Shelving buffer

A shelving buffer is a technique used in computer processors to increase the efficiency of superscalar processors.

Background

A Superscalar processor allows the execution of a number of instructions simultaneously in the core of the processor itself, although this behavior is not to be confused with a multi-processor system. Most modern processors are superscalar.

Problems with Data Dependencies

Executing instructions in parallel (i.e. simultaneously) raises problems with data dependencies, meaning that some instructions may be dependent on the results of others, and hence care must be taken to execute in the correct order.

Take for example these sequence of instructions:

r1 = r2 + r3
r7 = r1 + r4

We have a RAW (Read After Write) data dependency here, meaning that we must wait for instruction 1 to finish before executing instruction 2, as we require the correct value of r1 (register 1).
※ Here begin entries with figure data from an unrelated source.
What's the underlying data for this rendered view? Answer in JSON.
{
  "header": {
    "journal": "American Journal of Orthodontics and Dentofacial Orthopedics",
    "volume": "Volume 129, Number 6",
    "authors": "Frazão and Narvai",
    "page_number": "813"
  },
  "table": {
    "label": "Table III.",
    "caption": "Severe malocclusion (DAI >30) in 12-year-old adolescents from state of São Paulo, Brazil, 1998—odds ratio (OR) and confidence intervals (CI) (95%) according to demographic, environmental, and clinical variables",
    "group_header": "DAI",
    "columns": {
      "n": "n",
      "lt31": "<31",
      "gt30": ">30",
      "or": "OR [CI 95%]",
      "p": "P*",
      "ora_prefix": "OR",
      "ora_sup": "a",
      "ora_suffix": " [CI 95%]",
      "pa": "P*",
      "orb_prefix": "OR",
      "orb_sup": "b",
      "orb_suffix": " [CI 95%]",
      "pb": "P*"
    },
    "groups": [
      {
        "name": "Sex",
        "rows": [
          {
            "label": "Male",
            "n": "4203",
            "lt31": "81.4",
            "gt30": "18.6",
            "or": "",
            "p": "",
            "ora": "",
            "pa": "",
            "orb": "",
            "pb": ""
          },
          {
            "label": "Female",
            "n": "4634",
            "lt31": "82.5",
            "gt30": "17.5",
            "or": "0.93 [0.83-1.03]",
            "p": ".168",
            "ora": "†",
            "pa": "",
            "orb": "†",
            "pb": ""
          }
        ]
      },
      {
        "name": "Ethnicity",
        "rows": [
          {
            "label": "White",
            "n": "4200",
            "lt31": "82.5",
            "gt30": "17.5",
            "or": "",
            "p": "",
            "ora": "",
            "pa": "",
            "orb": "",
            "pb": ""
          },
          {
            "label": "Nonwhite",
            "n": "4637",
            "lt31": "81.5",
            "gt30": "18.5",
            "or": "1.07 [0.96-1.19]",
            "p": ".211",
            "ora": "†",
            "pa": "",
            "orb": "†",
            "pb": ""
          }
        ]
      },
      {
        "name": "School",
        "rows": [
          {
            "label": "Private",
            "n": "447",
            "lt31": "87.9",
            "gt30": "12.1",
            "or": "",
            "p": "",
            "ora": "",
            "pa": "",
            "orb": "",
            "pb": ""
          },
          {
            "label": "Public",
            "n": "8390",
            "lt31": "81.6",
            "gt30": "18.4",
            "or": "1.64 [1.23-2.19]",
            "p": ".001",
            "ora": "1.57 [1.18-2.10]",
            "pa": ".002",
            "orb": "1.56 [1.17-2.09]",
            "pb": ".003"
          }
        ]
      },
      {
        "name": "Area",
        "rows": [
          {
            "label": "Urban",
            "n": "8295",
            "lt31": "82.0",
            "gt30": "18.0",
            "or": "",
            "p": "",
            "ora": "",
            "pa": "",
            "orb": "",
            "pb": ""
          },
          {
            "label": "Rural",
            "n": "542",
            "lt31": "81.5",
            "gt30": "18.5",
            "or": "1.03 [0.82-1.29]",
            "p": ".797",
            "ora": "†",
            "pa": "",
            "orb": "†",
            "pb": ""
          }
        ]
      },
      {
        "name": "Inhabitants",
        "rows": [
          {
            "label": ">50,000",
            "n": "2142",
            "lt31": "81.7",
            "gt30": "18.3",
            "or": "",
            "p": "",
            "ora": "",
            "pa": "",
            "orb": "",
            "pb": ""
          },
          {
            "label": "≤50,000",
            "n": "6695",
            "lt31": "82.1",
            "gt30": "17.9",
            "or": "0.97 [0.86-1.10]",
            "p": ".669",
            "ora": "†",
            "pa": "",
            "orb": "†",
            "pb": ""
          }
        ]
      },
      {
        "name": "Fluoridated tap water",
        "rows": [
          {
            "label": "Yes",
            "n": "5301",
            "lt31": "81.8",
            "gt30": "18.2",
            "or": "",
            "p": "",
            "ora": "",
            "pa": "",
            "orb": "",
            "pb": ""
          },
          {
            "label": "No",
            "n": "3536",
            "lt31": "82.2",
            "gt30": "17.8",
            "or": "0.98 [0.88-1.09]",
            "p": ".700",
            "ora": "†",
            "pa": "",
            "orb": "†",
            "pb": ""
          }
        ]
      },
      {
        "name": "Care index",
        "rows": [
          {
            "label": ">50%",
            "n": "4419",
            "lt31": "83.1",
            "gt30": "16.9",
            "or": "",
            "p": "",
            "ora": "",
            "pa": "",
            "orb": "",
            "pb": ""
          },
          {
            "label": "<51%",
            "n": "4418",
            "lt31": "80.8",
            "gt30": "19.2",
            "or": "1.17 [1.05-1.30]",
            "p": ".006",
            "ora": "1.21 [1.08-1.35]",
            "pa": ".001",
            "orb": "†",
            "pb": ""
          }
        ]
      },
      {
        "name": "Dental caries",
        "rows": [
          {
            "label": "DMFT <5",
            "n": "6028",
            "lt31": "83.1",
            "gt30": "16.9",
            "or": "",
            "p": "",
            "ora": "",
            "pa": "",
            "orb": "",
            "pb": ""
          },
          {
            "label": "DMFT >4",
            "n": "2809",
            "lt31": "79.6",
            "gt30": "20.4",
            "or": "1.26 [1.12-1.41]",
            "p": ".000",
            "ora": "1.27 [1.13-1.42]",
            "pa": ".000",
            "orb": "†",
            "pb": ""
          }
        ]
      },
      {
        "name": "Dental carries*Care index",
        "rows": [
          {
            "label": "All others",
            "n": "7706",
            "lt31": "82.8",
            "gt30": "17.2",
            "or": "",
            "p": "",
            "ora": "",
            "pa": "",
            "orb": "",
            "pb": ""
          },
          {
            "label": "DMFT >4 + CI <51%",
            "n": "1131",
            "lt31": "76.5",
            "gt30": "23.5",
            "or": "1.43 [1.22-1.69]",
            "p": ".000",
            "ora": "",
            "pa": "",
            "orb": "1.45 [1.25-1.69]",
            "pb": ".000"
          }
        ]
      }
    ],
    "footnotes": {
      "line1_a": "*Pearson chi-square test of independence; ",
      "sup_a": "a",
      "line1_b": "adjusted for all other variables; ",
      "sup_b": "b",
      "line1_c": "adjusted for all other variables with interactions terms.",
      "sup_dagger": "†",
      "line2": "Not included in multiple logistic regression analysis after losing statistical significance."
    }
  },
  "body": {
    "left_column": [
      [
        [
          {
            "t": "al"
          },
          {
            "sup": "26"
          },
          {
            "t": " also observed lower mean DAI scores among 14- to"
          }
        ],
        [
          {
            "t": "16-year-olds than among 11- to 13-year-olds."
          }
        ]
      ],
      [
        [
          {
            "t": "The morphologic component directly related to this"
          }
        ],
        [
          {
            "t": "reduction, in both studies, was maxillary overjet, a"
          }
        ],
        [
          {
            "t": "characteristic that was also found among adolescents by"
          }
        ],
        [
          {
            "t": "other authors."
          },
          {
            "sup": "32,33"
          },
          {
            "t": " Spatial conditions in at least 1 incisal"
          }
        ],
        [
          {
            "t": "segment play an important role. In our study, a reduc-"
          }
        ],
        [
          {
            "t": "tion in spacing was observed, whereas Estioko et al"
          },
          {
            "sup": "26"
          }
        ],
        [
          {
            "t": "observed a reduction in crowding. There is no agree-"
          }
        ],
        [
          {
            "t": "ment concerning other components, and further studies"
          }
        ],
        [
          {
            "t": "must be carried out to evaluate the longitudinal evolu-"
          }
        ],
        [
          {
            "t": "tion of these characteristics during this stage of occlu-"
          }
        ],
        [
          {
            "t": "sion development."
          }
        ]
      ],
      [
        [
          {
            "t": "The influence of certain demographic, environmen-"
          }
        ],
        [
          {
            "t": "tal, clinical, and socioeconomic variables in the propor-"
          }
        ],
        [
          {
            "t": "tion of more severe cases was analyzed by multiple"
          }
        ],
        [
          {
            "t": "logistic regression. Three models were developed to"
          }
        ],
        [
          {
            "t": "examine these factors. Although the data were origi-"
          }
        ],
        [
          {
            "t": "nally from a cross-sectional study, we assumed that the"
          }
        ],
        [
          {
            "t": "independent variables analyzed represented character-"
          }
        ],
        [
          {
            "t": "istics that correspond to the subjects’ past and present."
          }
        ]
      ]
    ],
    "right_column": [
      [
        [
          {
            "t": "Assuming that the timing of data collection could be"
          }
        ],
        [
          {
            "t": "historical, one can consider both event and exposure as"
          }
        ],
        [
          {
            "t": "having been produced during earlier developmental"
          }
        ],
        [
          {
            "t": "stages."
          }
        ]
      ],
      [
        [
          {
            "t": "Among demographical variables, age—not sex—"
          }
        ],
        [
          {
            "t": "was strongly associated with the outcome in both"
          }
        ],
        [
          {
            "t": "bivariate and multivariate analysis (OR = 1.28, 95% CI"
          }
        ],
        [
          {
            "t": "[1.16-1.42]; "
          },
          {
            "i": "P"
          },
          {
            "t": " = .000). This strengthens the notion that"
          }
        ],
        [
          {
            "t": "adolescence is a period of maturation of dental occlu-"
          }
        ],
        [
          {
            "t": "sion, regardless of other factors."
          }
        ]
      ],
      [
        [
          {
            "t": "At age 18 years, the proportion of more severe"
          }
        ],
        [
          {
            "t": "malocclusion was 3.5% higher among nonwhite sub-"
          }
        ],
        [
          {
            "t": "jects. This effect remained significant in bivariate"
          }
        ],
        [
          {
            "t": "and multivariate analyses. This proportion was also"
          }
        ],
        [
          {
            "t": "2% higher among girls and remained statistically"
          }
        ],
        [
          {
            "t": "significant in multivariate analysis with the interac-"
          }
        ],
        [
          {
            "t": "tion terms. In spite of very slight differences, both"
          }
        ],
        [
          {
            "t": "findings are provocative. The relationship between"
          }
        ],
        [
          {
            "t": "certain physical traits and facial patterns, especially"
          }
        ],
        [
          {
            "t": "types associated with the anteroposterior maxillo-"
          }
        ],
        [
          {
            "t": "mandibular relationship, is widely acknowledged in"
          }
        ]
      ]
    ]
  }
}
Hence these instruction cannot be executed simultaneously.

How it works?

With a superscalar processor, the instruction window of the processor fills up with a number of instructions (known as the issue rate). Depending on the scheme that the superscalar processor uses to dispatch these instruction from the window to the execution core of the CPU, we may encounter problems if there is a dependency not unlike the one shown above.

Consider an instruction window 3 instructions wide, containing i1, i2, i3 (instructions 1,2 & 3). Suppose that i2 is dependent on an instruction that has not yet finished executing, and we cannot execute it yet.

Without the use of a shelving buffer, the superscalar processor will execute i1, wait until i2 can be executed and then execute i2 and i3 simultaneously.

However with the use of a shelving buffer, the instruction window will be emptied into shelving buffers regardless of contents. The processor will then search for an appropriate number of instructions in the shelving buffers that can be executed in parallel (i.e. with no dependencies).

Hence the processor has a greater chance of running the maximum number of instructions simultaneously, and maximising throughput.